Lisa Creagh / Holding Time
Interviewed by Christiane Monarchi
This month Lisa Creagh will present her newest project ‘Holding Time’ at Fabrica, Brighton, as a multi-screen installation featuring animation, stills and video. Using material created over the past three years of breastfeeding mothers, this installation will test a working method of showing stop motion portraits alongside an abstract ‘time map’ based on Cosmatesque designs.
Creagh’s work sets out to remove the barriers to breastfeeding, whilst positively promoting this role in society by providing positive images of mother and child relationships, seeking to re-contextualise motherhood in general and breastfeeding in particular as an active, rather than passive activity, aligning mother and child with an older, more universal time system. Below, Christiane Monarchi asked Creagh more about the genesis of the ideas behind this project.
Christiane Monarchi: I’m interested in the idea that your multimedia exhibition ‘Holding Time’ involving many participants, contributors and institutions may have evolved from your personal experience with your own baby daughter, finding your own rhythm to feeding and caring for her. Could you tell us a little bit more about how your ideas have arisen from your highly personal yet also universal experience of breastfeeding?

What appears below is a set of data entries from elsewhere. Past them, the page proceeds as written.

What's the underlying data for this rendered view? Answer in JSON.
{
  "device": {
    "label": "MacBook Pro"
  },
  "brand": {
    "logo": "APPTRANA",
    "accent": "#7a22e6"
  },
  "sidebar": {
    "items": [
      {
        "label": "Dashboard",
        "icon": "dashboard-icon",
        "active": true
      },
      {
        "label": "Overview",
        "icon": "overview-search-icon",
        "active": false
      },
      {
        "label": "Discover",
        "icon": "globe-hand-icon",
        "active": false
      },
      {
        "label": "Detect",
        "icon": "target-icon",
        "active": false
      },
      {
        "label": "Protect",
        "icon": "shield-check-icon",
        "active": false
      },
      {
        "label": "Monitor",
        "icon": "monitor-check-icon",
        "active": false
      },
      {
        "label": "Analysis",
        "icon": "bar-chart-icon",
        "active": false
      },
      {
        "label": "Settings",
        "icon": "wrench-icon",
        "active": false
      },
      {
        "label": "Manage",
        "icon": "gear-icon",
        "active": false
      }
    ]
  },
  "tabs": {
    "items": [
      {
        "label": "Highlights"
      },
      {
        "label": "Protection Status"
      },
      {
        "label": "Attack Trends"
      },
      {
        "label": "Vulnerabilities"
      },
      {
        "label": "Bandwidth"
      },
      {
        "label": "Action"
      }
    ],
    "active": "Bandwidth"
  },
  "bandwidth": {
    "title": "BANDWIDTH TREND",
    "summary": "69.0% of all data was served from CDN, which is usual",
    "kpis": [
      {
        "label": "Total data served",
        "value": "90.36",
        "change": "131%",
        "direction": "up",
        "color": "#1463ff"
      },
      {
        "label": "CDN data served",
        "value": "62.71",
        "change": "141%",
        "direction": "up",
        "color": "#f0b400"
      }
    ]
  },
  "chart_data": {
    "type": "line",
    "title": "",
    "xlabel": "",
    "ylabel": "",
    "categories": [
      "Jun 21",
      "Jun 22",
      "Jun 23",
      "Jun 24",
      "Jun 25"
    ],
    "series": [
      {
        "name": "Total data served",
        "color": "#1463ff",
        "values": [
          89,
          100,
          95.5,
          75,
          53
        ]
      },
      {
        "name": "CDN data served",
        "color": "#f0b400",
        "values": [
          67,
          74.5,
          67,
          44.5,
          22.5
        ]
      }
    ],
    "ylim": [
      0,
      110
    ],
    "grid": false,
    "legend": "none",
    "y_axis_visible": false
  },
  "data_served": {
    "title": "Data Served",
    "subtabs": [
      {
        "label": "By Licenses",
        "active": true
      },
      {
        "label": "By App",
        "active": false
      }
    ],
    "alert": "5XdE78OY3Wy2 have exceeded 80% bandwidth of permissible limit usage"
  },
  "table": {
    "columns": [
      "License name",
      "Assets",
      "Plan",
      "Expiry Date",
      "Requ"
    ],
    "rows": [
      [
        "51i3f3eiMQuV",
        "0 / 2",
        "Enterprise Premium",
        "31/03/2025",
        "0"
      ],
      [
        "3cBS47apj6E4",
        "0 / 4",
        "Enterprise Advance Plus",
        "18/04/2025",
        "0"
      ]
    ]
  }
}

Lisa Creagh: Motherhood was an extreme shock. Having worked my whole life and benefited from the facilities and opportunities of work, I was appalled at the lack of provision for me as a mother. Everything was difficult. The desperate struggle I went through to breastfeed was just one of several; the struggle to manage my career, to maintain friendships, to find advice. Our post-industrial societies have families broken apart, living miles from each other. My story is typical: I had no one but my partner to call on for help and he was working all hours to support us. So I was alone.
I realise that it could be worse and certainly I feel lucky that I had the support I had but I saw nothing of my experience in culture. ‘Woman’s Hour’ was the only place I could hope to hear stories like my own. I had never really noticed how few female voices were on the radio, on television. I became aware of how male culture was and how this enormous experience – literally turning your body inside out to create another human being – was just dismissed as ‘women’s stuff’.
Breastfeeding – this other, epic journey that I had undertaken – was just invisible. If a character appeared on TV with a baby, it was always with a bottle. I realised that even my own idea of motherhood was based around bottles. I had no pointers, no clues. My body started producing milk and I didn’t know what to do. I was completely unprepared – I hadn’t even thought about breastfeeding before giving birth. I had only ever seen one person do it. I had no idea how to hold a baby, no idea how often they needed feeding. Literally hours after birthing my daughter I was handed a photocopied sheet with some pointers and sent on my way.
That night my daughter fed every two hours. And it was like that every night. I felt like I had run a marathon and been hit by a car and now, when all I needed was sleep, what I had to do was stay awake. I found it tremendously difficult to keep going. Things started going wrong quite quickly and my daughter started losing weight. I began to realise that most midwives have never breastfed, being from the generation of women who were sold formula. Learning to breastfeed from someone who has never done it is like being taught how to skydive from someone standing on the ground. I felt totally unsupported and I was attempting to protect one of the most vulnerable humans on the planet. It was genuinely hard.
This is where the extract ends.